Did you know that falls are the leading cause of death and serious injuries among people age 65 and older? Two categories of factors contribute to these falls:
- Personal factors, which include muscle weakness, balance problems, limited vision and certain medications
- Environmental factors, which include home hazards such as loose rugs, poor lighting (especially on stairs) and a lack of stair railings or grab bars in the bathroom
Senior citizen safety tips and facts
To stay safe, read these tips and facts:
- Many falls happen when you lose your balance. Exercising regularly and rising slowly after eating, sitting or lying down can help avoid dizziness and loss of balance.
- Improper use and handling of medication can create serious safety concerns. Check medication expiration dates on all prescription and over-the-counter medications – and follow all directions.

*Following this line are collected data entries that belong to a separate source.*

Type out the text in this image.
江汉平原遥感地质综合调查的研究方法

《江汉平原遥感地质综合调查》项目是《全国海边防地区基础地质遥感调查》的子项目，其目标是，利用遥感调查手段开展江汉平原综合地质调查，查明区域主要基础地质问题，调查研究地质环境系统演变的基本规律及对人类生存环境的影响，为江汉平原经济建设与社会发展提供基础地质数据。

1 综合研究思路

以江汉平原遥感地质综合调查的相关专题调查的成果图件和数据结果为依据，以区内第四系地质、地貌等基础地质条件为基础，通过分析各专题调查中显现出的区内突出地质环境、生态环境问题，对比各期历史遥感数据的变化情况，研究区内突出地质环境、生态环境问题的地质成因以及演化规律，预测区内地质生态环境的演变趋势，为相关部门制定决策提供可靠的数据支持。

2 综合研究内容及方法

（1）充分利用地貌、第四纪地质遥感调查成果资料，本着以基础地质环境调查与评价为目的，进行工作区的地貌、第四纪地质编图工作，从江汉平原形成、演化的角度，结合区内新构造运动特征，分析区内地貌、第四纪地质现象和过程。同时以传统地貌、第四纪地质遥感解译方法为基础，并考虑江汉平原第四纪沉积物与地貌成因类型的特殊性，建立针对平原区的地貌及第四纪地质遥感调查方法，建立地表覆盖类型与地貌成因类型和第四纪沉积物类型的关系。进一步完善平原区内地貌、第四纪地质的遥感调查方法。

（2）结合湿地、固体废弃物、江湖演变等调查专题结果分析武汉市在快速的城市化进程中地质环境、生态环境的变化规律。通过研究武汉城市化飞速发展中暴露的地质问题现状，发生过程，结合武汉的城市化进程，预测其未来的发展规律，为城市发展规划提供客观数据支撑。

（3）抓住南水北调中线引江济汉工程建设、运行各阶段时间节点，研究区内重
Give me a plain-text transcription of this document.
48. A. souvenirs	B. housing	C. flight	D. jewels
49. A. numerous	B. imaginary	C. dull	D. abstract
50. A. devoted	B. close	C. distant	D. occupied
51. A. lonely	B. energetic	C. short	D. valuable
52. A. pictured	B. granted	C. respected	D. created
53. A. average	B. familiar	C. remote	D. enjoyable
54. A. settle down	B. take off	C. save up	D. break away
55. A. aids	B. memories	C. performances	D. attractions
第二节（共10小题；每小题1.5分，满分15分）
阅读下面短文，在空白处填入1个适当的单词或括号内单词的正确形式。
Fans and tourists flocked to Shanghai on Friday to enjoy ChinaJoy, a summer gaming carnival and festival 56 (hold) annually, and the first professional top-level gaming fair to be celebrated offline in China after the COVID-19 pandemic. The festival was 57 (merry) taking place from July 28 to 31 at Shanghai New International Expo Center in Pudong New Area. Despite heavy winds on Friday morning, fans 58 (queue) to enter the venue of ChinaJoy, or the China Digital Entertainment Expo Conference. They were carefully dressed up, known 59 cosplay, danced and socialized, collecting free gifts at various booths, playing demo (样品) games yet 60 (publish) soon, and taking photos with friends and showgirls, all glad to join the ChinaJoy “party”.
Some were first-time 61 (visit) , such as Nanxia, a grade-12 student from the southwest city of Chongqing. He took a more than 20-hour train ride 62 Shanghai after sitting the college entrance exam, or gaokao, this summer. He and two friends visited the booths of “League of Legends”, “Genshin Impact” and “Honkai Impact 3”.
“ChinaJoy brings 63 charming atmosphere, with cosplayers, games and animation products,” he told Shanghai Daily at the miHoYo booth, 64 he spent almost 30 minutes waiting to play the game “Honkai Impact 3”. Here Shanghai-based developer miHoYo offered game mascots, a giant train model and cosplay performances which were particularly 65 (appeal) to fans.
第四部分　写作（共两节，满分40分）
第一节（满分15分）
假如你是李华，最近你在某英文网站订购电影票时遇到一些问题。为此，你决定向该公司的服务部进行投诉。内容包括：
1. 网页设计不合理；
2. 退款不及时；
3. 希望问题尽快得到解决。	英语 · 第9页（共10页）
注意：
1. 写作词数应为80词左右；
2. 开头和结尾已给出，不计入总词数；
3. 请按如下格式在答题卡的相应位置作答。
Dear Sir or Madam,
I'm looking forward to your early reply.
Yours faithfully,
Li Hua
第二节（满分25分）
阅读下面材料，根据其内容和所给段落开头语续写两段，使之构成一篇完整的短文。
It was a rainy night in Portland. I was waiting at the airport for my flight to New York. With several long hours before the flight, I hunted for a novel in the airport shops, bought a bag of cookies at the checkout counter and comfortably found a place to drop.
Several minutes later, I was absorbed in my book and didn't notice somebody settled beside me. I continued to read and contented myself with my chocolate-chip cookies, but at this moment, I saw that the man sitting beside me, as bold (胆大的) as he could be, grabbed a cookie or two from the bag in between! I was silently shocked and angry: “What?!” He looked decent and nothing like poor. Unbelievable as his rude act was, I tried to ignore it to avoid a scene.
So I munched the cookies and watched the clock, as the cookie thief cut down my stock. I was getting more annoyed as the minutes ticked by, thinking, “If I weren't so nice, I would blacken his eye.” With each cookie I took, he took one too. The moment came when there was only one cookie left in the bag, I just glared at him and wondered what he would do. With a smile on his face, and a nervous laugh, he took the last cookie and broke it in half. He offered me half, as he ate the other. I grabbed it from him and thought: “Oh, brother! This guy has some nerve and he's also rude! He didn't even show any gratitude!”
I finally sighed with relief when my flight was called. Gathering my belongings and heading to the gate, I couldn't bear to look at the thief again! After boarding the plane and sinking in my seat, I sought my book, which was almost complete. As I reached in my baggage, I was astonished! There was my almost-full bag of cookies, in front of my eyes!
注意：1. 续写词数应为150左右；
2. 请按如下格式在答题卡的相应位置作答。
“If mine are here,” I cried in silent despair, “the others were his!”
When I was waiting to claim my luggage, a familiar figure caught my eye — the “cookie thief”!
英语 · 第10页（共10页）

- Store medications in their original containers. If you must transfer medications to different containers, mark the new container clearly – and don’t forget to transfer the expiration date.
- Post National Poison Control Hotline and other emergency numbers next to all phones for quick access. Also store these phone numbers in your mobile phone.
- Nationally, motor vehicle crashes continue to be the leading cause of injury-related deaths in the country. Driver behaviors like speeding, distractions, impairment and not wearing seatbelts contribute significantly to motor vehicle injuries and fatalities.
- Consider wearing an alarm device in case you fall and cannot get up on your own.
- Get an eye exam at least once a year. You may be wearing the wrong glasses or have a condition that limits your vision.
Prevention safety for senior citizens
Prevent unnecessary falls and improve your safety by making yourself aware of the environmental hazards. Then take action to have them corrected by:
- Installing secure handrails and bright lights with switches at the top and bottom of stairways.
- Repairing loose or uneven steps, checking stairs for worn or loose carpeting and installing anti-slip treads.
- Always wearing shoes with traction and making sure throw rugs are placed over rug liners with non-skid backing so that you avoid falls throughout the house.
- Installing grab bars for the toilet, bathtub and/or shower, and using non-slip mats or decals on ceramic surfaces both inside and outside the tub.
- Installing nightlights in areas you frequent at night. Also, consider keeping a flashlight near your bed.
- Storing frequently-used items on lower shelves in the kitchen to limit the use of stools or step-ladders. If you must use a step stool, use one with a bar to hold onto.